If you don’t have the skill set to help a client with their needs, you must walk away rather than fake it, says Arnoff. If a client wants help with financial planning for their retirement program and you have no experience with it, help them find a certified financial planner. “It’s sort of, if [I] had a heart condition, I wouldn’t want my podiatrist giving me advice on what to do next,” says Arnoff.

Focusing on the client’s best interest also means walking away if they want you to do something unethical. But, if you’re doing your job right, the issue should never come up.

“I’ve yet to have a client I properly advised tell me to do something in a way that I would call unethical,” says Petno. “If I explain to them the pros and the cons of the ethical way versus the unethical way, the client will always select the right decision, especially if they trust me as an adviser.”

Developing and maintaining standards

Factors such as background, life experience, religious convictions and values we are taught as a child go into developing our sense of what is ethically sound. However, that sense is tempered by our external environment, says Plinio. “When people are making decisions, influencing factors tend to relate to when the decision is being made. Like, what do my peers think? What do others think about what I’m doing? Sort of a dumbing down of the values and ethics,” says Plinio.

When ethical decisions are outwardly directed, we’re more likely to be influenced by factors out of our control, such as the economy. “Too often what we see happening is ... decision making is much more based on the influences in peoples’ environment,” says Plinio.
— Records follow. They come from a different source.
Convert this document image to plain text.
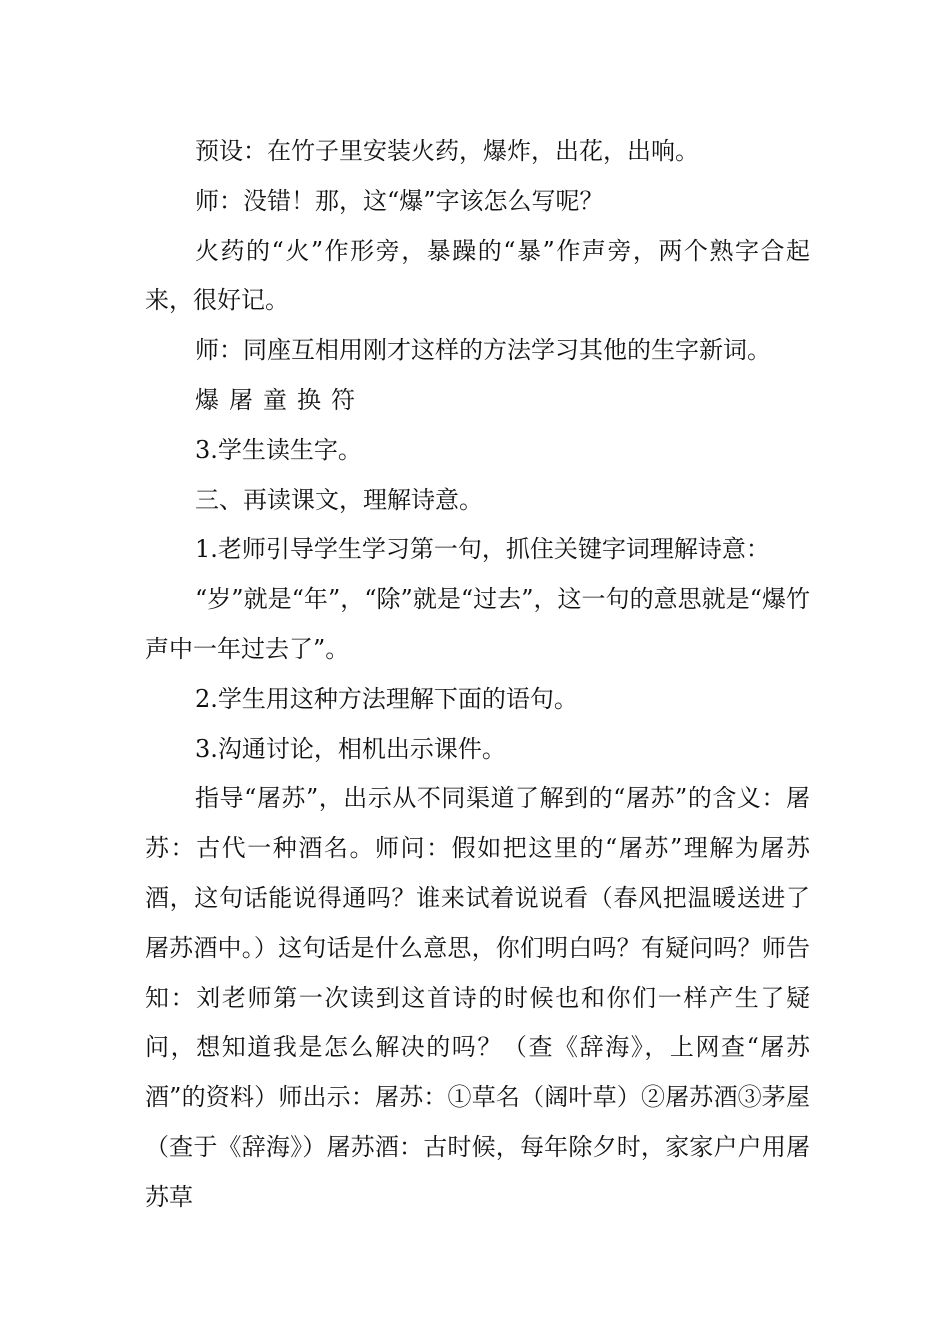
预设：在竹子里安装火药，爆炸，出花，出响。

师：没错！那，这“爆”字该怎么写呢？

火药的“火”作形旁，暴躁的“暴”作声旁，两个熟字合起来，很好记。

师：同座互相用刚才这样的方法学习其他的生字新词。

爆 屠 童 换 符

3.学生读生字。

三、再读课文，理解诗意。

1.老师引导学生学习第一句，抓住关键字词理解诗意：

“岁”就是“年”，“除”就是“过去”，这一句的意思就是“爆竹声中一年过去了”。

2.学生用这种方法理解下面的语句。

3.沟通讨论，相机出示课件。

指导“屠苏”，出示从不同渠道了解到的“屠苏”的含义：屠苏：古代一种酒名。师问：假如把这里的“屠苏”理解为屠苏酒，这句话能说得通吗？谁来试着说说看（春风把温暖送进了屠苏酒中。）这句话是什么意思，你们明白吗？有疑问吗？师告知：刘老师第一次读到这首诗的时候也和你们一样产生了疑问，想知道我是怎么解决的吗？（查《辞海》，上网查“屠苏酒”的资料）师出示：屠苏：①草名（阔叶草）②屠苏酒③茅屋（查于《辞海》）屠苏酒：古时候，每年除夕时，家家户户用屠苏草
One step toward keeping your moral compass pointed in the right direction — no matter what the economic storm — is to have a culture of ethical leadership at your business. According to Plinio, a former HR director himself, research shows that about 10% of companies have some degree of focus on ethical leadership at work. As part of the National Association of Health Underwriters, Petno recently taught a continuing education class on ethics. Deane Elek, director of the Benefit Advisors Network, says NAHU’s code of ethics is a common guidepost for the industry, as well as those of individual states’ departments of insurance.

Whether trigged by a shopping trip in college or any other minor event, the development of ethical standards is a lifelong process. “Morals and ethics are not just black and white,” says Plinio. “It’s not just, hey, I’m going to do the right thing. Well, sometimes doing the right thing is very complex. We’re not talking about compliance with the law. We’re talking about things that are in the gray area which requires some creative thinking ... so that you’re doing the best job that you can when you’re making complex decisions.”